I was watching The Future of Food on SBS, this was an interesting documentary on exactly what I’ve thought were unsustainable farming practices.
It was a good watch, noting just how much grain is used to produce 100g of beef (it was a pathetically large amount). It was also interesting to note the fishing expeditions into poorer nations were depriving them of fish.
It then went over to India, where a few families have been deprived of community garden room as the government wants to grow plants suitable only for biofuel (they previously were farming their own food – but on government land).
Further into India where Wheat is grown, and they have a water crisis, ground water contains more salt the deeper they dig, and they’ve taken on debt way beyond their means to get water for their crops which is bearly usable anyway.
The documentary was a good watch, but I found it to rehash much of what is already known, food production relies on Oil, the output is proportional to land size available, the yield a result of water quality and farming procedure.
They did touch on the fact that as the world’s population continue to grows, more farming land is needed to continue consumption of grains, vegetables and fruit in quantities it is today.
They even managed to include the “Climate Change” buzzword as a possible cause of a future food crisis.

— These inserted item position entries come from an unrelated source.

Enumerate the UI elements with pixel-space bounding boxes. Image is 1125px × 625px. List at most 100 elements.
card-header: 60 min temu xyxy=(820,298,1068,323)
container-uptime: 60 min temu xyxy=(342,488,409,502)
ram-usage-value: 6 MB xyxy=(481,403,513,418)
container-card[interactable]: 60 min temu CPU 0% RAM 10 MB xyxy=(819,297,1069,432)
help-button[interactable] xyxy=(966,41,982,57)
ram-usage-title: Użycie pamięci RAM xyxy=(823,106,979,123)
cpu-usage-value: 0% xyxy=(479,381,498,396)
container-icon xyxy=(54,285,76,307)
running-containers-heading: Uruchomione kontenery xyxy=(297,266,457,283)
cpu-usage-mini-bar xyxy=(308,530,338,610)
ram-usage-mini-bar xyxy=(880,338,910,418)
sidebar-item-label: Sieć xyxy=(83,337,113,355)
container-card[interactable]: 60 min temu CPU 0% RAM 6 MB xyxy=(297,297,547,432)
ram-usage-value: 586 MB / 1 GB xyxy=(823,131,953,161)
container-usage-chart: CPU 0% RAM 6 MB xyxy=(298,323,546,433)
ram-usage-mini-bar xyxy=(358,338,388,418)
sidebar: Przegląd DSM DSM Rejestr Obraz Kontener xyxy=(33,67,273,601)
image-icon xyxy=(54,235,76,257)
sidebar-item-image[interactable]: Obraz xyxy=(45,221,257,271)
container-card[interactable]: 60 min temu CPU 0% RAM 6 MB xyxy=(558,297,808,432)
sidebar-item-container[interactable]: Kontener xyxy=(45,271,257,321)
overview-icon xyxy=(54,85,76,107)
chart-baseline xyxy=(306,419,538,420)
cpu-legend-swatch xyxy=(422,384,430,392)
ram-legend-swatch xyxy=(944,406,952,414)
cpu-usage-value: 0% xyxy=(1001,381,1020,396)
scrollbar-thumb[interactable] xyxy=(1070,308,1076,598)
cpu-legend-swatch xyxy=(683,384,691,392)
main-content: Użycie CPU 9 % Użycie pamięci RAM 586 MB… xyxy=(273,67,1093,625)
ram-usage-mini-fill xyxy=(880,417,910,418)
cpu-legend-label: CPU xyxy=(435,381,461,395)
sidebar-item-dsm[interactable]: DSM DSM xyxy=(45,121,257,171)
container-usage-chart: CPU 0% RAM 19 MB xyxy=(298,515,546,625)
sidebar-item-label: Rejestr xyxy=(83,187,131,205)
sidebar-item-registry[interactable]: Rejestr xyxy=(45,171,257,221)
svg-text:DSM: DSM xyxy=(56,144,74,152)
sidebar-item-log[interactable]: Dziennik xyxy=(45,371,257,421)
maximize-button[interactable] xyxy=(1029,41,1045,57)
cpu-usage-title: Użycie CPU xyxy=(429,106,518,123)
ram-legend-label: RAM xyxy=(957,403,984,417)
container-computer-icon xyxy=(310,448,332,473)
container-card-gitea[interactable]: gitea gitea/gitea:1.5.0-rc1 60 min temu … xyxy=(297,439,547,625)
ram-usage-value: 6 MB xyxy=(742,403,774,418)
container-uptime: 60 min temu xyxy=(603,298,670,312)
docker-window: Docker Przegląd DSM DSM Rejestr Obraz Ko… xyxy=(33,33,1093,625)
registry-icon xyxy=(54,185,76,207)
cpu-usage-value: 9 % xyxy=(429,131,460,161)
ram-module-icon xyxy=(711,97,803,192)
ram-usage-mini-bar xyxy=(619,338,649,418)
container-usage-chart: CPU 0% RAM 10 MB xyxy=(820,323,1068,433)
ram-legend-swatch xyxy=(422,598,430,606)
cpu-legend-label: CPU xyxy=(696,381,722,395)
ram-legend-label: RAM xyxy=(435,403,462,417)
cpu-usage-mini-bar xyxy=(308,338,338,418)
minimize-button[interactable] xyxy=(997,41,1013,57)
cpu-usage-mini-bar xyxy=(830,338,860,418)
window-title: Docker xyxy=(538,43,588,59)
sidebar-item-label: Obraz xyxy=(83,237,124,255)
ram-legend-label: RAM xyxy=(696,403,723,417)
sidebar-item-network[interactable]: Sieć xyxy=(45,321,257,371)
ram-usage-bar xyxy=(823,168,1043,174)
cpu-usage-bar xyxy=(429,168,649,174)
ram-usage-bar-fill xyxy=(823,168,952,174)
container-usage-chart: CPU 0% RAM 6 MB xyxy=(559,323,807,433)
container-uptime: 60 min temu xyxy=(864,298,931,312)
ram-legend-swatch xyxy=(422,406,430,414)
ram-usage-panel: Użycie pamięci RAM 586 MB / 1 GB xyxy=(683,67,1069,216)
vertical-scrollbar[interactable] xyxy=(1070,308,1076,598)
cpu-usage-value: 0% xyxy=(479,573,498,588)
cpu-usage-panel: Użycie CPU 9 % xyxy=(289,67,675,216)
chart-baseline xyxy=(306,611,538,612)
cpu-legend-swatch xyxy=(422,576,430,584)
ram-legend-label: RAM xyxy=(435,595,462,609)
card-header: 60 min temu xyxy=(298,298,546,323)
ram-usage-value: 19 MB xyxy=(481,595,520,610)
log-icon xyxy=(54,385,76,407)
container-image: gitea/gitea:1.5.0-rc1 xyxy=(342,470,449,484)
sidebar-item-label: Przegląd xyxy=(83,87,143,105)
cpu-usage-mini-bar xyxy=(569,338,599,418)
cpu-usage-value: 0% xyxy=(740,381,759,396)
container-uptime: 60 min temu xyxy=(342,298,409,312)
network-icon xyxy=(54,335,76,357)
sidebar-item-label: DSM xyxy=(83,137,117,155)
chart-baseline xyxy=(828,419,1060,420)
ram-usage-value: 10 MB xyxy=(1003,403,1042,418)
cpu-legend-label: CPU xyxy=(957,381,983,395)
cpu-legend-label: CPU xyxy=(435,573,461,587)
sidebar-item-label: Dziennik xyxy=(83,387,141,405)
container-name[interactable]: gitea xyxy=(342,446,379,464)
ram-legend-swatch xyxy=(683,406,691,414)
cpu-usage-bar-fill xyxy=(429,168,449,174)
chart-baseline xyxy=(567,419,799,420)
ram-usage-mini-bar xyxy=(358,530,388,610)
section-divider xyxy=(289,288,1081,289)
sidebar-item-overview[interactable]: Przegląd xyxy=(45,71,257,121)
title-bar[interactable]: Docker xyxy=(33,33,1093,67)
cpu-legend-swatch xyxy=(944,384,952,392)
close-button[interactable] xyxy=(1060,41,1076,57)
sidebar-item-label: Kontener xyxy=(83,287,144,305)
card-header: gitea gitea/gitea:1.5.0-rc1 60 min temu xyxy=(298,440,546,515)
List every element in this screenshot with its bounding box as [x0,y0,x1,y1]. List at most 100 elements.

They touched on how prices will increase because of shortages of land, oil, water and food (as the demand for food grows).
What they did not touch on is how the impact on use of ‘mass’ farming techniques deployed widely today, are impacting the yields of tomorrow. A farmer who poisons his crops to control pests is in many respects reducing his future yield as many of the pesticides used remain in the soil for years on end.

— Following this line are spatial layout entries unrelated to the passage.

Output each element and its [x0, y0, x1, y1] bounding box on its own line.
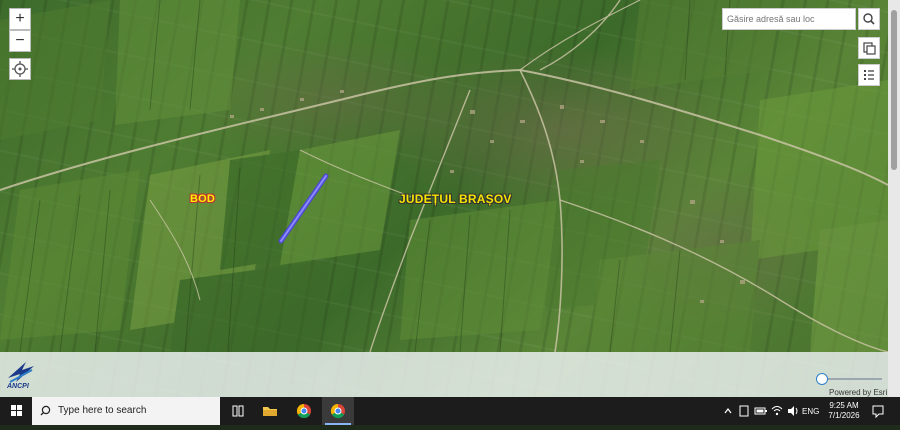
chrome-active-window-button[interactable] — [322, 397, 354, 425]
volume-button[interactable] — [786, 397, 800, 425]
search-icon — [40, 405, 51, 416]
basemap-button[interactable] — [858, 37, 880, 59]
vertical-scrollbar[interactable] — [888, 0, 900, 397]
logo-text: ANCPI — [7, 383, 29, 390]
taskbar-search[interactable]: Type here to search — [32, 397, 220, 425]
taskbar: Type here to search ENG 9:25 AM 7/1/2026 — [0, 397, 900, 425]
notification-icon — [872, 405, 884, 419]
battery-icon — [754, 407, 767, 415]
windows-icon — [11, 405, 22, 416]
scrollbar-thumb[interactable] — [891, 10, 897, 170]
network-button[interactable] — [770, 397, 784, 425]
start-button[interactable] — [0, 397, 32, 425]
battery-button[interactable] — [754, 397, 768, 425]
list-icon — [864, 70, 874, 80]
zoom-in-button[interactable]: + — [9, 8, 31, 30]
chevron-up-icon — [724, 408, 732, 414]
attribution-text: Powered by Esri — [829, 388, 888, 397]
tray-app-button[interactable] — [738, 397, 750, 425]
locate-button[interactable] — [9, 58, 31, 80]
speaker-icon — [788, 406, 798, 416]
map-footer — [0, 352, 888, 397]
map-view[interactable]: BOD JUDEȚUL BRAȘOV + − Găsire adresă sau… — [0, 0, 888, 397]
ancpi-logo-icon — [8, 362, 34, 383]
search-icon — [863, 13, 875, 25]
zoom-out-button[interactable]: − — [9, 30, 31, 52]
file-explorer-button[interactable] — [254, 397, 286, 425]
taskbar-search-placeholder: Type here to search — [58, 405, 147, 416]
crosshair-icon — [12, 61, 28, 77]
search-input[interactable] — [723, 9, 859, 29]
language-indicator[interactable]: ENG — [802, 407, 820, 419]
search-box — [722, 8, 859, 30]
task-view-icon — [232, 405, 244, 417]
tablet-icon — [739, 405, 749, 417]
search-button[interactable] — [858, 8, 880, 30]
clock-date: 7/1/2026 — [828, 411, 860, 420]
locality-label: BOD — [190, 193, 216, 205]
folder-icon — [263, 407, 277, 416]
wifi-icon — [771, 406, 783, 416]
layers-icon — [863, 42, 876, 55]
opacity-slider-track[interactable] — [826, 378, 882, 380]
chrome-icon — [296, 403, 311, 419]
opacity-slider-handle[interactable] — [816, 373, 828, 385]
notifications-button[interactable] — [870, 397, 886, 425]
chrome-icon — [330, 403, 345, 419]
clock[interactable]: 9:25 AM 7/1/2026 — [822, 401, 866, 421]
chrome-button[interactable] — [288, 397, 320, 425]
clock-time: 9:25 AM — [829, 401, 859, 410]
task-view-button[interactable] — [222, 397, 254, 425]
county-label: JUDEȚUL BRAȘOV — [399, 192, 512, 206]
show-hidden-icons-button[interactable] — [722, 397, 734, 425]
legend-button[interactable] — [858, 64, 880, 86]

The soil is in effect destroyed, and needs repair by use of fertiliser to artificially bring the soil to it’s food growing quality, the trouble with anything that is artificial is it’s never, ever, a full reproduction of the original. The fertilisers won’t ever be able to restore the original soil to it’s condition.

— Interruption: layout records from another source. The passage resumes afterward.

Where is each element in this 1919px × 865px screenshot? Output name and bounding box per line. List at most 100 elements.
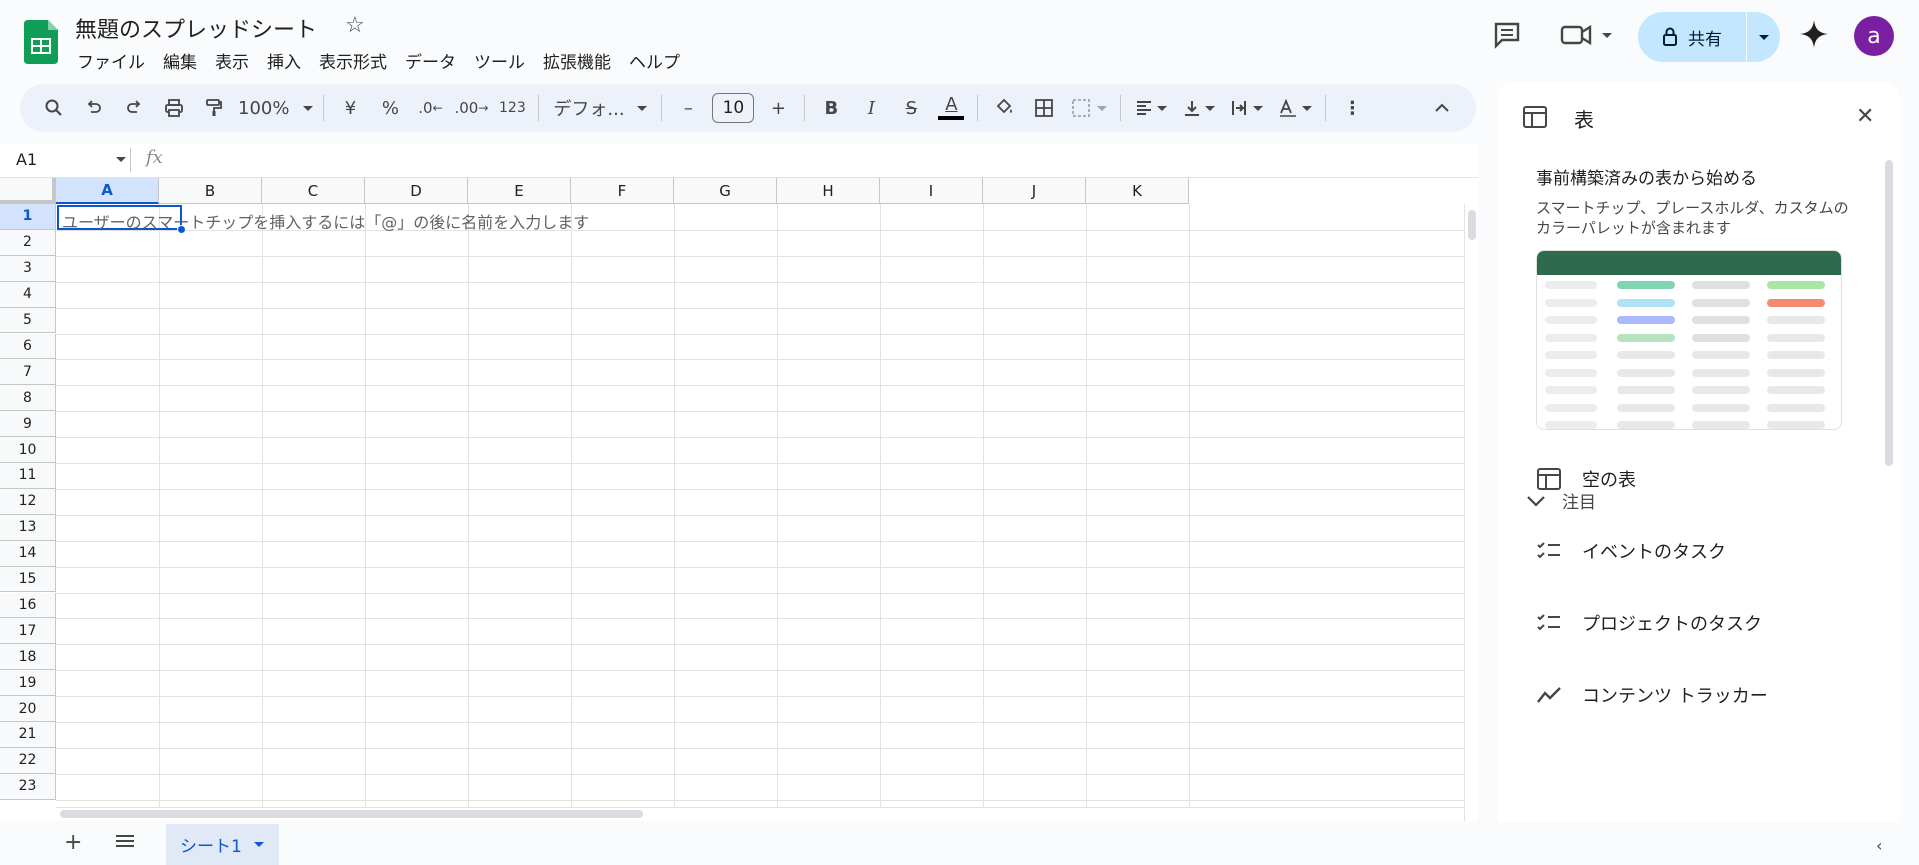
row-header[interactable]: 10	[0, 437, 56, 463]
fill-color-icon[interactable]	[984, 90, 1024, 126]
search-menus-icon[interactable]	[34, 90, 74, 126]
vertical-scrollbar[interactable]	[1464, 204, 1478, 821]
italic-button[interactable]: I	[851, 90, 891, 126]
template-item-project-tasks[interactable]: プロジェクトのタスク	[1536, 610, 1762, 636]
row-header[interactable]: 8	[0, 385, 56, 412]
template-item-content-tracker[interactable]: コンテンツ トラッカー	[1536, 682, 1768, 708]
menu-data[interactable]: データ	[396, 46, 465, 75]
increase-decimal-button[interactable]: .00 →	[450, 90, 492, 126]
row-header[interactable]: 13	[0, 514, 56, 541]
row-header[interactable]: 12	[0, 488, 56, 515]
name-box[interactable]: A1	[16, 150, 120, 169]
column-header[interactable]: A	[56, 178, 159, 204]
text-rotation-icon[interactable]	[1271, 90, 1319, 126]
fill-handle[interactable]	[177, 225, 186, 234]
template-item-blank-table[interactable]: 空の表	[1536, 466, 1636, 492]
row-header[interactable]: 11	[0, 463, 56, 489]
row-header[interactable]: 3	[0, 255, 56, 282]
text-wrap-icon[interactable]	[1223, 90, 1271, 126]
menu-view[interactable]: 表示	[206, 46, 258, 75]
template-preview-image[interactable]	[1536, 250, 1842, 430]
decrease-decimal-button[interactable]: .0 ←	[410, 90, 450, 126]
star-icon[interactable]: ☆	[345, 13, 365, 38]
row-header[interactable]: 1	[0, 204, 56, 230]
format-currency-button[interactable]: ¥	[330, 90, 370, 126]
row-header[interactable]: 4	[0, 281, 56, 308]
collapse-toolbar-icon[interactable]	[1422, 90, 1462, 126]
format-percent-button[interactable]: %	[370, 90, 410, 126]
row-header[interactable]: 19	[0, 670, 56, 697]
vertical-align-icon[interactable]	[1175, 90, 1223, 126]
gemini-sparkle-icon[interactable]	[1798, 18, 1830, 50]
menu-format[interactable]: 表示形式	[310, 46, 396, 75]
row-header[interactable]: 23	[0, 773, 56, 800]
more-options-button[interactable]: ⋮	[1332, 90, 1372, 126]
redo-icon[interactable]	[114, 90, 154, 126]
strikethrough-button[interactable]: S	[891, 90, 931, 126]
row-header[interactable]: 17	[0, 618, 56, 645]
row-header[interactable]: 20	[0, 696, 56, 722]
row-header[interactable]: 9	[0, 411, 56, 438]
share-button[interactable]: 共有	[1638, 12, 1780, 62]
template-item-event-tasks[interactable]: イベントのタスク	[1536, 538, 1726, 564]
row-header[interactable]: 15	[0, 566, 56, 593]
all-sheets-menu-icon[interactable]	[114, 832, 136, 854]
font-select[interactable]: デフォ...	[545, 90, 655, 126]
add-sheet-icon[interactable]: +	[64, 830, 82, 855]
close-icon[interactable]: ✕	[1856, 104, 1874, 129]
paint-format-icon[interactable]	[194, 90, 234, 126]
zoom-select[interactable]: 100%	[234, 90, 317, 126]
row-header[interactable]: 18	[0, 644, 56, 671]
undo-icon[interactable]	[74, 90, 114, 126]
row-header[interactable]: 21	[0, 722, 56, 748]
spreadsheet-grid[interactable]: A B C D E F G H I J K 1 2 3 4 5 6 7 8 9 10 11 12 13 14 15 16 17 18 19…	[0, 178, 1478, 821]
sheet-tab[interactable]: シート1	[166, 824, 279, 865]
column-header[interactable]: D	[365, 178, 468, 204]
menu-file[interactable]: ファイル	[68, 46, 154, 75]
chevron-down-icon[interactable]	[253, 842, 264, 847]
select-all-corner[interactable]	[0, 178, 56, 204]
column-header[interactable]: B	[159, 178, 262, 204]
chevron-left-icon[interactable]: ‹	[1876, 836, 1882, 855]
font-size-decrease-button[interactable]: –	[668, 90, 708, 126]
column-header[interactable]: H	[777, 178, 880, 204]
meet-icon[interactable]	[1558, 18, 1618, 52]
horizontal-scroll-thumb[interactable]	[60, 810, 643, 818]
print-icon[interactable]	[154, 90, 194, 126]
column-header[interactable]: K	[1086, 178, 1189, 204]
document-title[interactable]: 無題のスプレッドシート	[75, 12, 317, 44]
horizontal-align-icon[interactable]	[1127, 90, 1175, 126]
comment-icon[interactable]	[1490, 18, 1524, 52]
text-color-button[interactable]: A	[931, 90, 971, 126]
name-box-dropdown-icon[interactable]	[116, 157, 126, 162]
menu-insert[interactable]: 挿入	[258, 46, 310, 75]
avatar[interactable]: a	[1854, 16, 1894, 56]
sheets-logo-icon[interactable]	[24, 20, 58, 64]
row-header[interactable]: 2	[0, 229, 56, 256]
column-header[interactable]: I	[880, 178, 983, 204]
font-size-increase-button[interactable]: +	[758, 90, 798, 126]
row-header[interactable]: 7	[0, 359, 56, 386]
menu-edit[interactable]: 編集	[154, 46, 206, 75]
menu-tools[interactable]: ツール	[465, 46, 534, 75]
merge-cells-icon[interactable]	[1064, 90, 1114, 126]
borders-icon[interactable]	[1024, 90, 1064, 126]
row-header[interactable]: 5	[0, 307, 56, 334]
menu-extensions[interactable]: 拡張機能	[534, 46, 620, 75]
row-header[interactable]: 22	[0, 747, 56, 774]
column-header[interactable]: F	[571, 178, 674, 204]
font-size-input[interactable]: 10	[712, 93, 755, 123]
panel-scrollbar[interactable]	[1885, 160, 1893, 466]
vertical-scroll-thumb[interactable]	[1468, 210, 1476, 240]
row-header[interactable]: 6	[0, 333, 56, 360]
more-formats-button[interactable]: 123	[492, 90, 532, 126]
column-header[interactable]: G	[674, 178, 777, 204]
share-dropdown-icon[interactable]	[1747, 34, 1780, 40]
column-header[interactable]: C	[262, 178, 365, 204]
row-header[interactable]: 14	[0, 540, 56, 567]
column-header[interactable]: E	[468, 178, 571, 204]
bold-button[interactable]: B	[811, 90, 851, 126]
row-header[interactable]: 16	[0, 592, 56, 619]
menu-help[interactable]: ヘルプ	[620, 46, 689, 75]
column-header[interactable]: J	[983, 178, 1086, 204]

So, the farmer faces a reduction in yield, minor as it may be, it is a reduction.
With yield reducing, and demand increasing, it’s very easy to see that food prices will rise ever higher. That is, unless more yield is magically produced from the same amount of land, or demand is reduced.
The solution will be in releasing more farming land of course, for with more land, you will be able to produce more food, and with more food you’ll satisfy more demand thereby keeping prices in line with.. well, oil price increases for our farming practices require it.
Now, this demand trend continues to rise with population increases and population density, for people need fuel, and fuel for humans comes from food.
We have a finite amount of land that needs to be used for many purposes, housing, commercial, industrial and farming.
The current farming practice cannot be sustained – it is unsustainable. Water quality will continue to reduce in India and they cannot take on more debt when they’ve already taken on unsustainable levels, Land is finite – adding more for farming will not solve the issue.
Food needs a new source – one which reduces the consumption of finite resources to produce and transport.
Removing pesticide and fertiliser usage is a good idea too.